The effect of instruction on socio-cultural beliefs hindering the learning of science


  • Olugbemiro J. Jegede,

    1. Science and Mathematics Education Centre, Curtin University of Technology, Perth, W.A. 6001, Australia
    Search for more papers by this author
    • Written while a Visiting Fellow from Ahmadu Bello University, Zaria, Nigeria, West Africa.

  • Peter A. O. Okebukola

    1. Department of Curriculum Studies, Faculty of Education, Lagos State University, Lagos, Nigeria
    Search for more papers by this author


Although recent studies have shown that the sociocultural characteristics which children in non-western society bring into the classroom from their environment create a wedge between what they are taught and what they learn, very little has been done to solve the problem. A learner who is not positively disposed to, or has a socio-cultural background that is indifferent to, learning science would find it hard to learn science effectively.
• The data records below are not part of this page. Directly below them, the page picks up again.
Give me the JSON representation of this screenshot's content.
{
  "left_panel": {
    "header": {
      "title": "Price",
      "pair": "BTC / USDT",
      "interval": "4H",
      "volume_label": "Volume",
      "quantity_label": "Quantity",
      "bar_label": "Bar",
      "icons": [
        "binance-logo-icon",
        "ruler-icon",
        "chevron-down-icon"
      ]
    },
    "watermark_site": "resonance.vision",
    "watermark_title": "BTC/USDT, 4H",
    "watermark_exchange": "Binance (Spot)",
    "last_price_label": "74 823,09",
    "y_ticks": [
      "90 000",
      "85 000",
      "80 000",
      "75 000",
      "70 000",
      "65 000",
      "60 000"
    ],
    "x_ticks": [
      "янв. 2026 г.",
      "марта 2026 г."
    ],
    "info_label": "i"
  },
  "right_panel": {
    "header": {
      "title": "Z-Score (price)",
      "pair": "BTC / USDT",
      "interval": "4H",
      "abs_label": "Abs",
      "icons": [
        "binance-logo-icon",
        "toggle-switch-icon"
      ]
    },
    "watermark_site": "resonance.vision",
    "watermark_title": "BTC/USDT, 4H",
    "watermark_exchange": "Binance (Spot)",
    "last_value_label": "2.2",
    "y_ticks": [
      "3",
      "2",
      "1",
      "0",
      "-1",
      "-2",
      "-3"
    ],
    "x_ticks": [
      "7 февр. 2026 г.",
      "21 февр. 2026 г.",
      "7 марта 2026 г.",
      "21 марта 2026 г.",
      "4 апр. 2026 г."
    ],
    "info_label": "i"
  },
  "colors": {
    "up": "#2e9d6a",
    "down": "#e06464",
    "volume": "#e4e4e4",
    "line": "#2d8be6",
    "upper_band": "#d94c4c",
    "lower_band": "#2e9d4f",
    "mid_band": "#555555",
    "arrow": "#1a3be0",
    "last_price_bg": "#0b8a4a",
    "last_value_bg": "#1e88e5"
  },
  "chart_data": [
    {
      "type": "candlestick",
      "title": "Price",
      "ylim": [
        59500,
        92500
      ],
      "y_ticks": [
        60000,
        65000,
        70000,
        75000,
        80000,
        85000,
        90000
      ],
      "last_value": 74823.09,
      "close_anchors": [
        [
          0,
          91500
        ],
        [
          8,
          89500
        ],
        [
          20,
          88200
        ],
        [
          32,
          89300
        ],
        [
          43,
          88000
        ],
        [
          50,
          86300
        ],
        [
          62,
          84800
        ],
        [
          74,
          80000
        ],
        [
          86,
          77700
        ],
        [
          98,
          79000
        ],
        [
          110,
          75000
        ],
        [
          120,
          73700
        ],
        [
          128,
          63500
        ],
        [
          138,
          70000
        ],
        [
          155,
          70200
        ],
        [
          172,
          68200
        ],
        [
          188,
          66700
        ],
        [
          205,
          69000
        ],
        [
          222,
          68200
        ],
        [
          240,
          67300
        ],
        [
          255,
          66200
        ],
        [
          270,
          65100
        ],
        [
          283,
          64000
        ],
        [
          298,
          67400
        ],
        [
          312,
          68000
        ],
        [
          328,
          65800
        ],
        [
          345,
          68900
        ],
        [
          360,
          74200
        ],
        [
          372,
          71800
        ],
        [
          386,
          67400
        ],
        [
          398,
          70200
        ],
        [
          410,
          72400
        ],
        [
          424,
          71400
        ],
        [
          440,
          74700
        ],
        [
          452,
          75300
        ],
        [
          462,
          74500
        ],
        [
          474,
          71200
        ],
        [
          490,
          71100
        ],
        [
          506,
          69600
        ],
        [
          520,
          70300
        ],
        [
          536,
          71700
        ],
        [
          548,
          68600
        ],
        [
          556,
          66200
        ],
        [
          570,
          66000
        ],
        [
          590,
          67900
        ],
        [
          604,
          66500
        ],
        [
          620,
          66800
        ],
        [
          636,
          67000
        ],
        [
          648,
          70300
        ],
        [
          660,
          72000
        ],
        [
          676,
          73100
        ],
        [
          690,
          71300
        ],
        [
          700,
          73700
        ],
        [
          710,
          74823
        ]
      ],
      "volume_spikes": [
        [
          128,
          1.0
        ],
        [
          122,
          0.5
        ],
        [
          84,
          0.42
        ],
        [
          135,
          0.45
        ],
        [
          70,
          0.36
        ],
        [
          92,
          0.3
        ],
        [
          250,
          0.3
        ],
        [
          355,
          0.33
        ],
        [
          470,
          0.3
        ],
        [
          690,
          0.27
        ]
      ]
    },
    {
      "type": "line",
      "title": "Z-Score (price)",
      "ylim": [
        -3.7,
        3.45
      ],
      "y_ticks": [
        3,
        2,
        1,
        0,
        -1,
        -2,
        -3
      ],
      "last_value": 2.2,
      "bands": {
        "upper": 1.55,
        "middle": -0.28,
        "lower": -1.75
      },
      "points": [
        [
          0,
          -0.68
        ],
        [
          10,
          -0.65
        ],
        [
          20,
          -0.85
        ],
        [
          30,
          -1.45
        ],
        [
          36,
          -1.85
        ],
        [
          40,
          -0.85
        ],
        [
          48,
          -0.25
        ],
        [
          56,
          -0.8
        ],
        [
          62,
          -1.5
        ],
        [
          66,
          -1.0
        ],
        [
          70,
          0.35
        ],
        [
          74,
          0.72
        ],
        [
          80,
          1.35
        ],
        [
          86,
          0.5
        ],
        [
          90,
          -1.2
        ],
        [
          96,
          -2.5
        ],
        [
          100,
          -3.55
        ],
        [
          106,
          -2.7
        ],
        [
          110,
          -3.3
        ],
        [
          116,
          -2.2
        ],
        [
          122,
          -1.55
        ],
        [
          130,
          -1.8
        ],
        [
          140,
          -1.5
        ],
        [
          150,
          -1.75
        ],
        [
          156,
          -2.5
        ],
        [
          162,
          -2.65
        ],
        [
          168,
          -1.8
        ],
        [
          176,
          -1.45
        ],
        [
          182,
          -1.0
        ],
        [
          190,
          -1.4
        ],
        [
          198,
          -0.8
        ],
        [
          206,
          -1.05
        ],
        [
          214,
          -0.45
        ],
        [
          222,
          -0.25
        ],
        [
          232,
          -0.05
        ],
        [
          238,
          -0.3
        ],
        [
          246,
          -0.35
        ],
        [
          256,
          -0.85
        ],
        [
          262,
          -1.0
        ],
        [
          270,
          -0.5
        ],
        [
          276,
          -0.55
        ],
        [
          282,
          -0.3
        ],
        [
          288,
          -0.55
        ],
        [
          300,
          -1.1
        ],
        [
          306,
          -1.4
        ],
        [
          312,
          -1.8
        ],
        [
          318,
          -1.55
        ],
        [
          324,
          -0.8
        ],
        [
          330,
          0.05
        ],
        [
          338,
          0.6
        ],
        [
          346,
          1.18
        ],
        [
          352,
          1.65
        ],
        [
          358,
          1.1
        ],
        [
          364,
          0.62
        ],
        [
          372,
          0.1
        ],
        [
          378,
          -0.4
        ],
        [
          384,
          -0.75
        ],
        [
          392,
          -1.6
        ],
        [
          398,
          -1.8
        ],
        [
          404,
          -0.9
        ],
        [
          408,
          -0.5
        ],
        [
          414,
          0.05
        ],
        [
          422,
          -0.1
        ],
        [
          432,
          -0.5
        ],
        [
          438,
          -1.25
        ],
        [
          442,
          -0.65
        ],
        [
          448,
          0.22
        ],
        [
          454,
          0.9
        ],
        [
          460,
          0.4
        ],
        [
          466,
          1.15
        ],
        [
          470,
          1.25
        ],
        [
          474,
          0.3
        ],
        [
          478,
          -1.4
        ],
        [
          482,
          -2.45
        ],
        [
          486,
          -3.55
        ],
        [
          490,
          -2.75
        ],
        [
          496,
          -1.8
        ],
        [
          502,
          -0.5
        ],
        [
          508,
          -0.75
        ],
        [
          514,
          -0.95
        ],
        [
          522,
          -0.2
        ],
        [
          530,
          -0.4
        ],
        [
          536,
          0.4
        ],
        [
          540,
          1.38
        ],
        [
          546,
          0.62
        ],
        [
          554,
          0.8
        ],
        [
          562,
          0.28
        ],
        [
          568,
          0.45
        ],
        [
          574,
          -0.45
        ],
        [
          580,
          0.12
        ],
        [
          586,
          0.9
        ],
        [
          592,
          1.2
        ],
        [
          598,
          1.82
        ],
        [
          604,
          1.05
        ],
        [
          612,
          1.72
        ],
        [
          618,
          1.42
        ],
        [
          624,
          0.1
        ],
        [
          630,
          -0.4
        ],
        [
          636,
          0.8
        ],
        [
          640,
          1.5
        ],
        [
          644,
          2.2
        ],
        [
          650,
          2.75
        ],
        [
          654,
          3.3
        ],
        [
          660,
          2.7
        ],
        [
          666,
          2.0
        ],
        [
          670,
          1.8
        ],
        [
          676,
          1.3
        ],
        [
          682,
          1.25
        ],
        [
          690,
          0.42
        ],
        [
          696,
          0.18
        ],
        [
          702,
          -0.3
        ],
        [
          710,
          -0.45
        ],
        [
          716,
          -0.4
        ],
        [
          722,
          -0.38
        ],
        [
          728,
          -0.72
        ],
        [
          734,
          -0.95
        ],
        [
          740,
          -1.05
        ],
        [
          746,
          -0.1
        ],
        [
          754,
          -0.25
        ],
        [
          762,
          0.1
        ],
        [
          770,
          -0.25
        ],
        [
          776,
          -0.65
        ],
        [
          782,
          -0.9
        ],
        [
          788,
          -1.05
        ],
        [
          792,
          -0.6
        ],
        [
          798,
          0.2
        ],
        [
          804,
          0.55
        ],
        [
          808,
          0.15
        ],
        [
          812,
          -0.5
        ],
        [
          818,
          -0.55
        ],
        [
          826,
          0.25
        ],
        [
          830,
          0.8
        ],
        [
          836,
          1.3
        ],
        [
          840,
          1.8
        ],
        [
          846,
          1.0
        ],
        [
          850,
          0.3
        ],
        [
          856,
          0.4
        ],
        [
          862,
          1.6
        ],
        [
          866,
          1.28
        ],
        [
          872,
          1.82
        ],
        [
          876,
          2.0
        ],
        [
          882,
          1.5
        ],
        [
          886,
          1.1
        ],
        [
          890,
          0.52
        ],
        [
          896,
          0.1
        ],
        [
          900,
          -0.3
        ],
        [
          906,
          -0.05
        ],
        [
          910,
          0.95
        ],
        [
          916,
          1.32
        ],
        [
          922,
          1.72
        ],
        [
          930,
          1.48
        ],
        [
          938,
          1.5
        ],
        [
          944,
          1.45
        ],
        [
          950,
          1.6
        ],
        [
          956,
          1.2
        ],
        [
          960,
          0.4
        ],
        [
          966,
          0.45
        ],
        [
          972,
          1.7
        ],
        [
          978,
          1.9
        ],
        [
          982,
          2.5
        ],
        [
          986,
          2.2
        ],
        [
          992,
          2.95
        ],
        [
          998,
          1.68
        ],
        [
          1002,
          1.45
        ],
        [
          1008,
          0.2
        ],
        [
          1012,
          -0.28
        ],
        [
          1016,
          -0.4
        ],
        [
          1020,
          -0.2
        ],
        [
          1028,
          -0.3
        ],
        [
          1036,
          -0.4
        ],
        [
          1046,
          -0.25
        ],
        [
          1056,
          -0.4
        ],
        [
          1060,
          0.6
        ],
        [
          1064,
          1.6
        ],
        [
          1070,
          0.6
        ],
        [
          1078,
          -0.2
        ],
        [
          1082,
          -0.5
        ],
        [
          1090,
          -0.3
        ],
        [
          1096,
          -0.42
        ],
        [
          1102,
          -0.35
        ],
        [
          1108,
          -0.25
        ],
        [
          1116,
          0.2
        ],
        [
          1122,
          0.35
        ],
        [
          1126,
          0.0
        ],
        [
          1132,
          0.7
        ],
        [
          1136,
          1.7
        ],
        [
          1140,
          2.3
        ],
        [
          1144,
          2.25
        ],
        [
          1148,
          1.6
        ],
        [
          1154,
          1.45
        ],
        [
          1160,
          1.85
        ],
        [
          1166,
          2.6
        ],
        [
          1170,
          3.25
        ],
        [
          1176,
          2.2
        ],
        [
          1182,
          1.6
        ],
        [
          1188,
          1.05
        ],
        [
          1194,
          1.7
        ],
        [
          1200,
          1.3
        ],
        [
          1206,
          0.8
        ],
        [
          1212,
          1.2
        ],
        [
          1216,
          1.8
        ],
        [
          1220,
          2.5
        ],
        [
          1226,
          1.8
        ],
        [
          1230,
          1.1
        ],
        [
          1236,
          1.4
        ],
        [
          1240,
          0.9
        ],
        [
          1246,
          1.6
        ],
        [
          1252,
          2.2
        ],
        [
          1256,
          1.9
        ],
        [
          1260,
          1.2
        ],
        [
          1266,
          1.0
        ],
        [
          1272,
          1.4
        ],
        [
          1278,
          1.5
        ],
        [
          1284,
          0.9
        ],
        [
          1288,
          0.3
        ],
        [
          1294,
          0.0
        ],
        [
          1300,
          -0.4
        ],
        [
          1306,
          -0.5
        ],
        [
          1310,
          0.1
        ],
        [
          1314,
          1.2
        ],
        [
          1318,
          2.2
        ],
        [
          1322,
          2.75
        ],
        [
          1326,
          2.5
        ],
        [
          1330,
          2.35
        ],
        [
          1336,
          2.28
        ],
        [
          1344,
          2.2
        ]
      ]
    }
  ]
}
This study investigated whether instruction through the use of the socio-cultural mode has any significant effect on students' attitude towards the learning of science. The sample consisted of 600 senior secondary year-one students (442 boys, 158 girls) from 15 secondary schools in Nigeria. The Socio-Cultural Environment Scale (SCES) and the Biology Achievement Test (BAT) were used to measure the change in attitude and achievement of subjects in a pretest-posttest situation after a six-week treatment. Evidence was found to support the hypothesis that science instruction which deliberately involves the discussion of socio-cultural views about science concepts engenders positive attitudes towards the study of science. The findings also indicate that anthropomorphic and mechanistic views can be presented in such a way as to promote positive attitudes towards the study of science in traditional cultures.